Okay, so I have green eyes (I don't care how many times anyone says that they're hazel or brown, they're green), I'm 5'9", 18 years old, and an extremely proud Canadian (I was born under my flag and I will live and die under my flag). I am Pagan and I am a Witch. I'm not gay, but I am pro-gay. I don't think I would ever have an abortion, because I desperately want to be a mother, but I support women who choose abortion.
I'm a perfectionist: when I do things, I need to know that I'm doing them not only right, but perfect. I'm efficient, I can multitask, and I'm a good leader (I can delegate tasks to teams and I can motivate them to get the tasks done - except in some cases; some people just don't want to work). I'm a little bit of a germ freak, I just need to be clean. Ironically enough, though, I'm a horrible housekeeper.
I'm an Aries and very opinionated. I speak my mind, and if someone doesn't like it, well, that's their problem. I might apologize for how I said something, but when I'm expressing a belief, I won't apologize for what I believe.
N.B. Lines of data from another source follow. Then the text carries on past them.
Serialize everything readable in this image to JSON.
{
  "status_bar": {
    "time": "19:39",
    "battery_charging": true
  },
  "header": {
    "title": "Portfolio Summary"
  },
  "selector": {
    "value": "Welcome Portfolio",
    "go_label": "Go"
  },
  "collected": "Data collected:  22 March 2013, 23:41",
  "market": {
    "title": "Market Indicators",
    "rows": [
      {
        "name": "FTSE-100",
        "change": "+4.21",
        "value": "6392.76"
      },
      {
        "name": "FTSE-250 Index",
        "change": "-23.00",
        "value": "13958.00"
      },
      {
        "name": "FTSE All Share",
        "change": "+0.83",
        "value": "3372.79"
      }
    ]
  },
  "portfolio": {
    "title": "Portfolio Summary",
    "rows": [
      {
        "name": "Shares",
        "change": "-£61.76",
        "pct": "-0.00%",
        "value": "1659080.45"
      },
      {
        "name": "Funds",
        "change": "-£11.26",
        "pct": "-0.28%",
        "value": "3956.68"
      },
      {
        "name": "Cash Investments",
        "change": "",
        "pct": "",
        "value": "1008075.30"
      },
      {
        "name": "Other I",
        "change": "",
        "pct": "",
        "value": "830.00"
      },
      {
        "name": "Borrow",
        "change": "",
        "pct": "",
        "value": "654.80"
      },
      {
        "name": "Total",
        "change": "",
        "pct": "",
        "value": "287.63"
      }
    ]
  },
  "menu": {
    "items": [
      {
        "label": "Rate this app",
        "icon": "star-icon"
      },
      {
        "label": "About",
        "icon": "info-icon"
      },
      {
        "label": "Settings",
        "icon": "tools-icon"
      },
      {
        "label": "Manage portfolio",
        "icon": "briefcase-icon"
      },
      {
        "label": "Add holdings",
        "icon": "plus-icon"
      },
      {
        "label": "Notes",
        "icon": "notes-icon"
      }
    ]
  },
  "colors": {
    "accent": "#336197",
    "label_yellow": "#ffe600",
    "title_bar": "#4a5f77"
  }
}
I like to cook, but I don't do it very often (in fact I'm ordering out for Chinese tonigh). I'm not a good housekeeper (as I've already said). I'm not very good at staying organized, but I do try to. I sing, I play the piano, alto sax, clarinet, and recorder. I like interior design, so when I get a house, I'm going to decorate it to suit my tastes. I don't know if this is something I really want to post here, but I'm a good massuse. I've never heard a single complaint from anybody I've ever massaged; in fact, they don't really say a lot because I tend to relax them so much that they fall asleep.
Based on a post that Salvation Seeker made, I'm getting the feeling that the members of the Landover Baptist Church feel that polygamy is okay. And I guess that's all right for some, but not for me. I cannot and will not share my husband with anyone. I'm far too territorial with that. I would go insane and kill the other woman, then him, and then myself. So when I do get married, my husband will belong to me and no one else (except his deities). I need my husband to be able to understand, that I will be a mother first and a wife second. Once my husband and I have children, they will be my priority, so I need a man who won't be jealous.
Speaking of childrean, I want 13. I just want to be a mother; I want to be a mother so badly that I can taste it sometimes. I have some very definite ideas about how my children will be raised: they will have the same feelings about drugs, alcohol, and smoking as I do (they'll despise them all). My children will be respecftul and polite and tolerant, and I intend to raise them to be Pagan. However, if they decide to choose a different religion for themselves, I'll be fine with that as long as their religion doesn't make them look down on their family.
There, I did something a man told me to do, do you all feel better now?